They hope a future drilling effort will settle the mystery. We'll dig a little deeper too and share more as we learn it.
Comment: Here is the conclusion of
the study cited above:
Cheko, a small lake located 8 km from the alleged epicentre of the 1908 Tunguska Event, has an unusual funnel-like bottom morphology, with 50 m maximum water-depth near the center and a 0.16 depth-to-diameter ratio. This morphology is different from that of subarctic Siberian thermokarst lakes, and is also hard to be accounted for other 'normal' Earth-surface tectonic or erosion/deposition processes, but is compatible with the impact of a cosmic body.

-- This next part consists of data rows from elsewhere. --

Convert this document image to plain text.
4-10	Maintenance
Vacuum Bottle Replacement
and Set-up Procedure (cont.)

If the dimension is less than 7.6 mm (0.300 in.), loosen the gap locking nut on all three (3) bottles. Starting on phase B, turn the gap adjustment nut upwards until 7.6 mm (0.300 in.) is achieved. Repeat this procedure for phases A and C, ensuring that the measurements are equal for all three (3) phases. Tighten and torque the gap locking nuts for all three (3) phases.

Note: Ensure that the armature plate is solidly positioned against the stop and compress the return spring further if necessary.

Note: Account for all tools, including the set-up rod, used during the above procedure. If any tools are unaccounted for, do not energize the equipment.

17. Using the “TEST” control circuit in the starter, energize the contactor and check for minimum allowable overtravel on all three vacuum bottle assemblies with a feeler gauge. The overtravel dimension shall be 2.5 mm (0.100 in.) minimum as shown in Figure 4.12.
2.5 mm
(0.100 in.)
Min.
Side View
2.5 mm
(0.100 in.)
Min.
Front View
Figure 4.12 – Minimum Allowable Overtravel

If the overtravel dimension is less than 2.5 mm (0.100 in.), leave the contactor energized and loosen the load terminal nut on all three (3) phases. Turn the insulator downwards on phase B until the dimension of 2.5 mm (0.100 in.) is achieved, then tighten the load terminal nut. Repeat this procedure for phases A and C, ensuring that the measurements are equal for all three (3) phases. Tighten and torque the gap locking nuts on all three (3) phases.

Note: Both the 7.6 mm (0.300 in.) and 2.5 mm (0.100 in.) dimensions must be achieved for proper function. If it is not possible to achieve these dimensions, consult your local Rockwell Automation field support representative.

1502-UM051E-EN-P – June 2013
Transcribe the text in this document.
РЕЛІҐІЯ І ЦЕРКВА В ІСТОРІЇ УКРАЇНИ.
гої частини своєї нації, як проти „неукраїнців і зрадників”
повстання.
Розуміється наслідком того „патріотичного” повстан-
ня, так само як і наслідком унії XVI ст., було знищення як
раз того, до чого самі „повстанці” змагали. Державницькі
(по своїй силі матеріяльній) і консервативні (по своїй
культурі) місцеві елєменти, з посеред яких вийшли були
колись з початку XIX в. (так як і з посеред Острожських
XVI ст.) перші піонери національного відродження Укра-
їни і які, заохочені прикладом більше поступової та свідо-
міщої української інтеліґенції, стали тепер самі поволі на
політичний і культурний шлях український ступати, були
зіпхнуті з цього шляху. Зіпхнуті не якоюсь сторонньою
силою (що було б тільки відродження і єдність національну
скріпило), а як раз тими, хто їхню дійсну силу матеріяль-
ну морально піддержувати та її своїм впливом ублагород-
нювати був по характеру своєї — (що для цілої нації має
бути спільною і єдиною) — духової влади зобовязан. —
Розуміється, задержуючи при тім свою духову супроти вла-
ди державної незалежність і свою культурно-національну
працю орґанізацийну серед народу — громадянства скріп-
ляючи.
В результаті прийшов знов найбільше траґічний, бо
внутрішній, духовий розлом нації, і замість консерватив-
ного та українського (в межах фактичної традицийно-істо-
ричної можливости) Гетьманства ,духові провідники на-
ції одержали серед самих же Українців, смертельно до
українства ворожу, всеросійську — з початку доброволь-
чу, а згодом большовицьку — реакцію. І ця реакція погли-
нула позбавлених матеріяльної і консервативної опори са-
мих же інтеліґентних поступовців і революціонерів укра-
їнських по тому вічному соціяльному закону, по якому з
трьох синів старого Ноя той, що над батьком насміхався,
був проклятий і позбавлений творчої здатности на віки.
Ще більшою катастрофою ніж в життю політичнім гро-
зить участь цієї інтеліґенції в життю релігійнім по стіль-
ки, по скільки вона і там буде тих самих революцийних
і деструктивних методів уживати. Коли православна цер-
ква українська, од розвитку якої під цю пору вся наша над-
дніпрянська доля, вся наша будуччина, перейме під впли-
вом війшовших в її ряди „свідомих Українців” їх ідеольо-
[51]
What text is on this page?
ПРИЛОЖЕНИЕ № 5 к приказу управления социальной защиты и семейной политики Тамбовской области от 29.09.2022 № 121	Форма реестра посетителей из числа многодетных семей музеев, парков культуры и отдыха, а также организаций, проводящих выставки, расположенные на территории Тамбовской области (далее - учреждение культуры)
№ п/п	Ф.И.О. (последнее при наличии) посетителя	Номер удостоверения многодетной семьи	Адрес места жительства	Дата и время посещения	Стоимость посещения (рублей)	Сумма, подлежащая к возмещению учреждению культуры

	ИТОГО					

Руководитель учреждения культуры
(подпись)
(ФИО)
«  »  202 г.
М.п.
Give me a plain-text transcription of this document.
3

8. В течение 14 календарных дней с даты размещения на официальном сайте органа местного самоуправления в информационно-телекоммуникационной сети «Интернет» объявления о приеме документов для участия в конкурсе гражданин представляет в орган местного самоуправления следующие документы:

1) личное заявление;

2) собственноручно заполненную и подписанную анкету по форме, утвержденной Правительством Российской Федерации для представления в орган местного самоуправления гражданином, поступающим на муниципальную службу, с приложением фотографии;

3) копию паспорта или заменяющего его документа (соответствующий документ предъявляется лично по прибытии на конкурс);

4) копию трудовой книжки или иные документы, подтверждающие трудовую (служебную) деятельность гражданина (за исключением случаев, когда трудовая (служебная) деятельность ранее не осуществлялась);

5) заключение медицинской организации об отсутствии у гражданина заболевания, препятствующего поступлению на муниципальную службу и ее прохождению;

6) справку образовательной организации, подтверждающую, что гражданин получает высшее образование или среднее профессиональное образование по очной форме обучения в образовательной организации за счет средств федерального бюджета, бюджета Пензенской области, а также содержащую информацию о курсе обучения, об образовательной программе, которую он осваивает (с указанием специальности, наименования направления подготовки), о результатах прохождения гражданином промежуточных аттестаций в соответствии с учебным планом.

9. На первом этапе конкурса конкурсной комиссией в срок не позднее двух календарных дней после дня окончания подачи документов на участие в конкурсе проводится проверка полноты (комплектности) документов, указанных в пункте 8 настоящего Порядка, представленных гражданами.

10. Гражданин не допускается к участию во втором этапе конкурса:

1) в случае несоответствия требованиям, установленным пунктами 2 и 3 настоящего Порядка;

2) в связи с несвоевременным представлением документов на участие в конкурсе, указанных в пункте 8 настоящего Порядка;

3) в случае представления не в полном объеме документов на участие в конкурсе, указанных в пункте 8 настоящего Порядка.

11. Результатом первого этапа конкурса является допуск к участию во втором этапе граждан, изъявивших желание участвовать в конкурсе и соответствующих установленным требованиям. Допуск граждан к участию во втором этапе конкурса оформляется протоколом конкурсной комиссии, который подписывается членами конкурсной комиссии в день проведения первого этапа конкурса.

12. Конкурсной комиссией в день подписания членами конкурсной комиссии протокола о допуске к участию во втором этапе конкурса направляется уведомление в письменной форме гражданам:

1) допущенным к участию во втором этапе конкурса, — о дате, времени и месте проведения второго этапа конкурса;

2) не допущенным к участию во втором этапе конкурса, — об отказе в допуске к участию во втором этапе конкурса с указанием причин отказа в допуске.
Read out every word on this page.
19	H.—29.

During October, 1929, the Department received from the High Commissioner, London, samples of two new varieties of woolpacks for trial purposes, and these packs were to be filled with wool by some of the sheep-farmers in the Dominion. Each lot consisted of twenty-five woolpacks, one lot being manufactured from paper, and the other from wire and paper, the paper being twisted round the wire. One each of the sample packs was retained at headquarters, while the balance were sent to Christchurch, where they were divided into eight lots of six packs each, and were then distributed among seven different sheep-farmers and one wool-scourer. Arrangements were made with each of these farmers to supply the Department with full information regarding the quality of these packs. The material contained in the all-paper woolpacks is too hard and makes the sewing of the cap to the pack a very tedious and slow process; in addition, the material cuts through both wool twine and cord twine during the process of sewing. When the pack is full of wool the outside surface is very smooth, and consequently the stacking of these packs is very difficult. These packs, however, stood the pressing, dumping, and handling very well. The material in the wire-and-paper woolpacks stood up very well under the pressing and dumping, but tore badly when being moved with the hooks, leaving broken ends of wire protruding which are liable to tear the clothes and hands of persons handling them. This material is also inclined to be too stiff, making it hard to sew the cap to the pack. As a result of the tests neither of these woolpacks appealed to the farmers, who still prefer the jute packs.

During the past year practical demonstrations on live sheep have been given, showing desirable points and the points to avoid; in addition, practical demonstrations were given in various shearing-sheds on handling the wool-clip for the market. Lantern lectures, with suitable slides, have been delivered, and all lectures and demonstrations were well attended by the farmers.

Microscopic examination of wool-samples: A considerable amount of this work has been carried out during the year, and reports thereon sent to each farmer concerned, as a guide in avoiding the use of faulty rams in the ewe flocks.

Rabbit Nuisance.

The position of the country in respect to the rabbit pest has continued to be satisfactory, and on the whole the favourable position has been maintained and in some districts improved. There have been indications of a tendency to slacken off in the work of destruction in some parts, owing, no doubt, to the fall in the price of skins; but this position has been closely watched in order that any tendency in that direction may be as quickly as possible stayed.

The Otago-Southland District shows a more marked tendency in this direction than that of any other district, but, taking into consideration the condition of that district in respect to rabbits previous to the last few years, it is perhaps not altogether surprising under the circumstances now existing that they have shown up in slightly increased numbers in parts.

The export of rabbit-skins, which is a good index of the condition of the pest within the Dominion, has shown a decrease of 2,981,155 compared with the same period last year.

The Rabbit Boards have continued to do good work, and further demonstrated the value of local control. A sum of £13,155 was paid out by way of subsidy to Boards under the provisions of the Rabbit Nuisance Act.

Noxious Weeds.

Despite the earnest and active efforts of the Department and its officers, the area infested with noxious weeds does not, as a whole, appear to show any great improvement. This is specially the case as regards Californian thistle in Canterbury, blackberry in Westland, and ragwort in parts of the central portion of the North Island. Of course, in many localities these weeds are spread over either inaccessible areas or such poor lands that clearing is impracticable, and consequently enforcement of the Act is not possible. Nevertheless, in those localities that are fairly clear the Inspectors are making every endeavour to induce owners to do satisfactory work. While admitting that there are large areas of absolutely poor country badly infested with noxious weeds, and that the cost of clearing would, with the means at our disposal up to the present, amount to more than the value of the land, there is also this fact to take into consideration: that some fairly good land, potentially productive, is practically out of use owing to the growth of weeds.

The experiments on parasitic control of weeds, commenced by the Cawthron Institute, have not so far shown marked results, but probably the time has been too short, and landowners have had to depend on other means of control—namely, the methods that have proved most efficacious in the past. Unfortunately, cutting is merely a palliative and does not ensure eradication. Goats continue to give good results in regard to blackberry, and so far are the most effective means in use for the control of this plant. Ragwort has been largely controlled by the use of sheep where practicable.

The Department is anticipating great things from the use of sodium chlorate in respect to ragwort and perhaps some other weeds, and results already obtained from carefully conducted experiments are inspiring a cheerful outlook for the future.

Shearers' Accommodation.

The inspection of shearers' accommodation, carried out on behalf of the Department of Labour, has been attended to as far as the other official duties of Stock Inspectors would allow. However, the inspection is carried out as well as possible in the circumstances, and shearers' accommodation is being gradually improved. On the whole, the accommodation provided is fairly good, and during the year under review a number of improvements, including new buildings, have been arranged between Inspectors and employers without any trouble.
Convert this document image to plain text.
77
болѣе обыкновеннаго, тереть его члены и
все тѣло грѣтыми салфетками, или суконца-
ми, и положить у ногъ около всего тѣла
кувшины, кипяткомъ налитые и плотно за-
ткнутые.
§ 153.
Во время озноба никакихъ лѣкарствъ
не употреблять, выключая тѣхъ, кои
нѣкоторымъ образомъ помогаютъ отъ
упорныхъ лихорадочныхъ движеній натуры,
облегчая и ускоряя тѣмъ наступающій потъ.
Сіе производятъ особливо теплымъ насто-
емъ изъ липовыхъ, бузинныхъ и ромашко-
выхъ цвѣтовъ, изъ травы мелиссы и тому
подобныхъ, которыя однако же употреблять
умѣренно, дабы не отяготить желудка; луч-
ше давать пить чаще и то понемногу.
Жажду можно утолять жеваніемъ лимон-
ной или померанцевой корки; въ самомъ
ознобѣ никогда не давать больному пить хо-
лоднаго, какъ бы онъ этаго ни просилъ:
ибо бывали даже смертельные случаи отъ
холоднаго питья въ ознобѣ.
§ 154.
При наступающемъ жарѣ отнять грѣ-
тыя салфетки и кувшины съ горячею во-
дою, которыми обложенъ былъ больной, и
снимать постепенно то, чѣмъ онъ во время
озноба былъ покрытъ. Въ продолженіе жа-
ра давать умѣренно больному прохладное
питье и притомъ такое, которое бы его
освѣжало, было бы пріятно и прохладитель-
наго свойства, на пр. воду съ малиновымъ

Based on diameter, depth and morphology of the lake crater, and assuming that the impacting object was an asteroid, a mass of 1.5 × 106 kg (10 m diameter) was estimated for the projectile. However, this estimate is probably too large, because the crater was enlarged by permafrost melting and release of H2O, CH4 and other volatiles induced by the impact into a soggy ground. The projectile that formed Lake Cheko might have been a fragment of the main body that exploded in the atmosphere 5 - 10 km above ground. A prominent reflector observed in seismic reflection profiles 10 m below the bottom at the center of the lake indicates a sharp density/velocity contrast, compatible with either the presence of a fragment of the body, or of material compacted by the impact. Drilling could solve this dilemma.
Very interesting that the lake is an oval, exactly like the Carolina Bays, which are likely resultant from exactly the same thing - ejecta from a large meteorite impact.
It would be interesting to see if any other area lakes are ovals with the same orientation - and what the orientation of this lake is to the 'suspected impact point' - i.e., the center of the destruction.